The typical approach: Start with an LLM provider (Anthropic, OpenAI, Google). Add an agent framework (LangChain, LangGraph, CrewAI, AutoGen). Integrate a vector database for retrieval (Pinecone, Weaviate, Chroma). Build orchestration logic on top. Wire everything together.

Then you handle:

• Conversation state tracking. You decide what to store from each message, where to store it, and how long to retain it. You build the logic to associate messages with sessions, patients, encounters. You handle edge cases when sessions timeout or resume.
• Summarization and filtering. Context windows have limits. You build logic to summarize long conversations, decide what to keep and what to drop, and maintain that logic as your application evolves. When something important gets filtered out, you debug why.
• Retrieval infrastructure. You configure embedding generation, index management, and query optimization. You tune retrieval to balance relevance against token usage. You maintain this infrastructure as your data grows.
• Token budget management. You track how many tokens each component consumes. You build logic to truncate or prioritize when the budget runs tight. You handle the cases where important context gets cut because something less relevant took up the space.
• Healthcare integrations. General-purpose frameworks give you tools for calling APIs. They do not give you pre-built integrations with DrugBank, PubMed, ClinicalTrials.gov, medical coding databases, or clinical calculators. You build each integration yourself: authentication, error handling, rate limiting, response parsing. You maintain them as external APIs change. You build the domain logic that knows how to use these sources effectively for clinical tasks.
• Isolation and access control. You enforce data boundaries in your own code. You audit that patient data from one context cannot leak into another. You prove this holds under compliance review. General-purpose frameworks do not provide healthcare-grade isolation out of the box.
• Debugging retrieval failures. When an agent makes a bad decision because it lacked context, you trace back through your retrieval logic to figure out why. Was the information not indexed? Was it indexed but not retrieved? Was it retrieved but truncated?

This is months of engineering before you ship anything clinical. And it is ongoing maintenance as your application scales.

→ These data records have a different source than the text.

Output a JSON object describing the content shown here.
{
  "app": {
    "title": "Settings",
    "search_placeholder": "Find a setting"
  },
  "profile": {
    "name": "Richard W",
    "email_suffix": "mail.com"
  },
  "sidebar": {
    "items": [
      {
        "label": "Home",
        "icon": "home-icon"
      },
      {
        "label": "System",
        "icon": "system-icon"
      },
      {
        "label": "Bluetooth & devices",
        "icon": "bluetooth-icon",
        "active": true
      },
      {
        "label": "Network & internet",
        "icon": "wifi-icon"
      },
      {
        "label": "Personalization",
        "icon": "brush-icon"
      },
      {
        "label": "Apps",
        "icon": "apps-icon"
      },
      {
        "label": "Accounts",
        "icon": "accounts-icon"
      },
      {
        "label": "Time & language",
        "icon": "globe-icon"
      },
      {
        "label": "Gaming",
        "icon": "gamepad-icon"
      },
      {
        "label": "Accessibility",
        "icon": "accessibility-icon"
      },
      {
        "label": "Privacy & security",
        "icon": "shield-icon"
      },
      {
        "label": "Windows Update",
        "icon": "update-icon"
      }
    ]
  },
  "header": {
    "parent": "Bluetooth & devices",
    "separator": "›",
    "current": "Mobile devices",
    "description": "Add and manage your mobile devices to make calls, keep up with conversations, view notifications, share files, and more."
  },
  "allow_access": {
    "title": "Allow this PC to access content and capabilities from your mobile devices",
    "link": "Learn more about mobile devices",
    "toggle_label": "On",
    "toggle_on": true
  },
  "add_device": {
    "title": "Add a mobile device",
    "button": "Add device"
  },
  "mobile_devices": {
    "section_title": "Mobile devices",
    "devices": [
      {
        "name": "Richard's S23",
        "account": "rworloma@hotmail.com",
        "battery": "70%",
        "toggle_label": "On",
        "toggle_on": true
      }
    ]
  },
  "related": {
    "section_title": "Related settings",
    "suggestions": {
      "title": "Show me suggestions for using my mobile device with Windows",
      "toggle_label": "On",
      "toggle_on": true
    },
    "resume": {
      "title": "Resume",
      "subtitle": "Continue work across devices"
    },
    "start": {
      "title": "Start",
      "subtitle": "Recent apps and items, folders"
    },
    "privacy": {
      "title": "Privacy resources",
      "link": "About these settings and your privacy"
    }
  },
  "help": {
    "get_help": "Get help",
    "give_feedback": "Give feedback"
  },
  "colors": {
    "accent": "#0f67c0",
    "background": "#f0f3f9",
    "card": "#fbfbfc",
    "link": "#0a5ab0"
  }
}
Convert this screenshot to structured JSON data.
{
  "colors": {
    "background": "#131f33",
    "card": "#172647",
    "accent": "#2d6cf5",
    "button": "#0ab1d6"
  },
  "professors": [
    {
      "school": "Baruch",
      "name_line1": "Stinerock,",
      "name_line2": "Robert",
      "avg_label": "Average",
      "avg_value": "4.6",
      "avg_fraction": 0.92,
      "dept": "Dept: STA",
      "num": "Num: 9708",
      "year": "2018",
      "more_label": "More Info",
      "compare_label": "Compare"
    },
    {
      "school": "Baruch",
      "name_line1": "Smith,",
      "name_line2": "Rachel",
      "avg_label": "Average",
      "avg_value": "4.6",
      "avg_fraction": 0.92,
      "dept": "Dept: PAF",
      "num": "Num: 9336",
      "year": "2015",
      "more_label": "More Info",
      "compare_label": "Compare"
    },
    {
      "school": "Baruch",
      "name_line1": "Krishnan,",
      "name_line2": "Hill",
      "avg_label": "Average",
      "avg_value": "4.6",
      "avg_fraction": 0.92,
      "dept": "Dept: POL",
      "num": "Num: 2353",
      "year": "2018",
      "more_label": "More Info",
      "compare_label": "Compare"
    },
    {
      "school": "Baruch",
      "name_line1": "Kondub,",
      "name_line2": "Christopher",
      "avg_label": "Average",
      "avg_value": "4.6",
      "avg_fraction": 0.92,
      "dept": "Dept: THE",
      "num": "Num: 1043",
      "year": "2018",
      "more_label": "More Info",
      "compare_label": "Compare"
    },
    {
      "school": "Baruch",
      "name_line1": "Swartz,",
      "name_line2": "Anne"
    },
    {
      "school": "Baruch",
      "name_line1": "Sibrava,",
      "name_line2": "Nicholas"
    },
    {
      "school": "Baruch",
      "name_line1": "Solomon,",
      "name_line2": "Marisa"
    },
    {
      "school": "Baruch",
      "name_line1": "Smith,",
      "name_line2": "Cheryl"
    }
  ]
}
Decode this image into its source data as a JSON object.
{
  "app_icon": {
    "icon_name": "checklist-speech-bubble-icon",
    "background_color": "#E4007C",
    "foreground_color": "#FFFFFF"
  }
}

The Corti Agentic Framework handles this at the infrastructure level. You get automatic indexing, semantic retrieval, strict isolation, and scoped expert contexts without assembling the stack yourself.

Trusted context engineering out of the box

Context engineering is one of the more challenging parts of building production multi-agent systems. It requires getting retrieval, isolation, and routing right simultaneously. The failure modes are subtle.

The alternative is manual context management: deciding what to include in each request, building logic to summarize or filter, maintaining that code as your application evolves, and handling the edge cases where important information gets dropped.

With the Corti Agentic Framework, this complexity is handled at the infrastructure level. You get context management that scales, data isolation that holds up under compliance review, and semantic retrieval that surfaces the right information automatically.